During a panel session, representatives from each of the five countries Hivos operates in spoke about what has been achieved so far and what measures have been taken to ensure the sustainability of the WE4L outcomes, regardless of the availability of future funding.

Towards gender equality plans in Zambia

Juliet Chibuta, from ZNWL in Zambia, underlined that similar work to the one implemented through WE4L program has been ongoing in her country for 20 years. The focus has been on making women contribution in local councils more effective, bringing up women issues, as well as providing public speaking and media training. In order to ensure a higher number of females participating in the national political life, ZNWL is also working with nine political parties to encourage them to come out with gender equality plans that would ensure the sustainability of change through improving preconditions for women. As a result, people have started to elect women in some areas, and feminists are looking forward to elections that will take place in 2021. Juliet also highlighted that they are working on the capacity building of women, in order to “enable them to express themselves with confidence.”

Monitoring Lebanese parliamentary elections from gender perspective

Nada Saab, from Maharat in Lebanon, explained how her organization works on developing media from a gender perspective. For instance, and as a result for the lack of information related to women running for elections, Maharat published a study that focuses on female candidates between 2009 and 2018. Despite the fact that there was a tiny increase in the number of women members of parliaments between both years, what is most relevant is that the number of female candidates rose from 12 to 86. However, the shocking information is the amount of discrimination these candidates face, while being unaware of it. For instance, if they are granted an interview, “these women have to answer personal questions that are not asked to men.” In order to adjust this issue, Maharat produced informative videos that are meant to direct the media towards acceptable questions. Furthermore, the organization also broadcasted videos that enable female candidates to introduce themselves to electors, as they are often not given attention by the local media for not being males. Finally, Maharat started covering all policies related to women in order to raise awareness on them. To Nada, women cannot be empowered as long as there is discrimination.

Photo by Shara Jazzar

Raising united women voices

Maggie Kathewera Banda, from WORLEC Malawi, identified the Women Manifesto as something that “would bring women together.” Furthermore, it is an important tool that will be used during elections while strengthening the stand of females in Malawi. Post-elections, this document will be relied upon to ensure that the demands are implemented by the elected candidates. As a result of the unified front created by the Manifesto, women involved decided to have a Whatsap group through which they can share all relevant information about issues happening in their country. To ensure sustainability of the initiative, connections were made with other networks, as well as the female police.

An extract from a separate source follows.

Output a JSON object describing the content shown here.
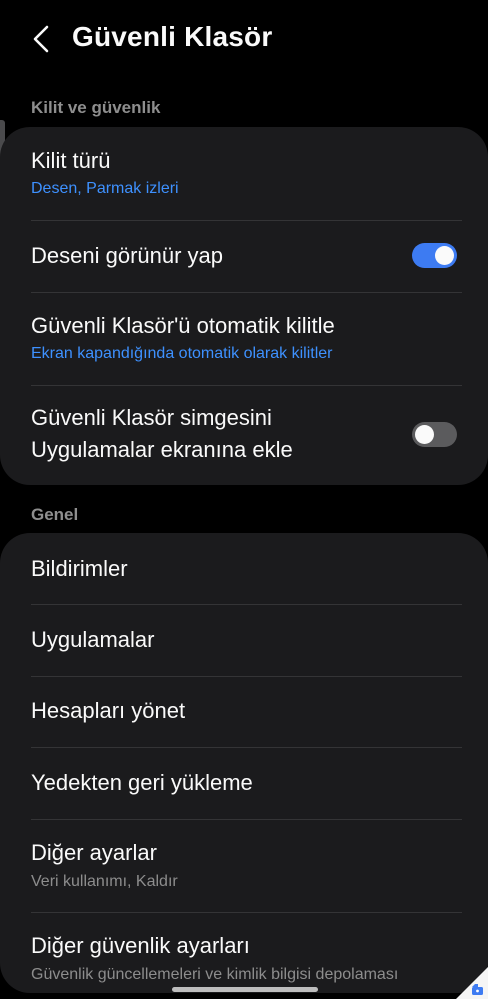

Encouraging women to write opinion pieces

On another note, Lina Ejeilat from 7ibr in Jordan felt that “women are absent when it comes to writing opinion or analysis pieces.” Furthermore, there is not enough content produced related to women in leadership positions, and they are rarely guests at TV discussions that take place during prime time. Consequently, 7ibr decided to focus on two things: attracting women and enabling them to write opinion and analysis pieces related to any topic through writing workshops, and encouraging females to be active in the public sphere while being confident when expressing their views. Lina underscored that, despite 7iber being a progressive organization that encourages women writers, articles published on its website and written by females do not exceed 40%. This clearly highlights the complexity of the problem.

The Stawisha approach in Zimbabwe.

Lucy Mungala from the Hivos team specified that the most important thing is for “a project to remain relevant.” This means to stop when there is no more need for it and remain up-to-date with the actual needs of the local communities.

As for her colleague, Tambudzai Madzimure, the importance of work-life balance for working women made her team come out with the Stawisha approach. This means that as a leader, a female still has to acknowledge that she has other responsibilities as well, such as being a mother, and therefore needs to organize accordingly and build a support system around her.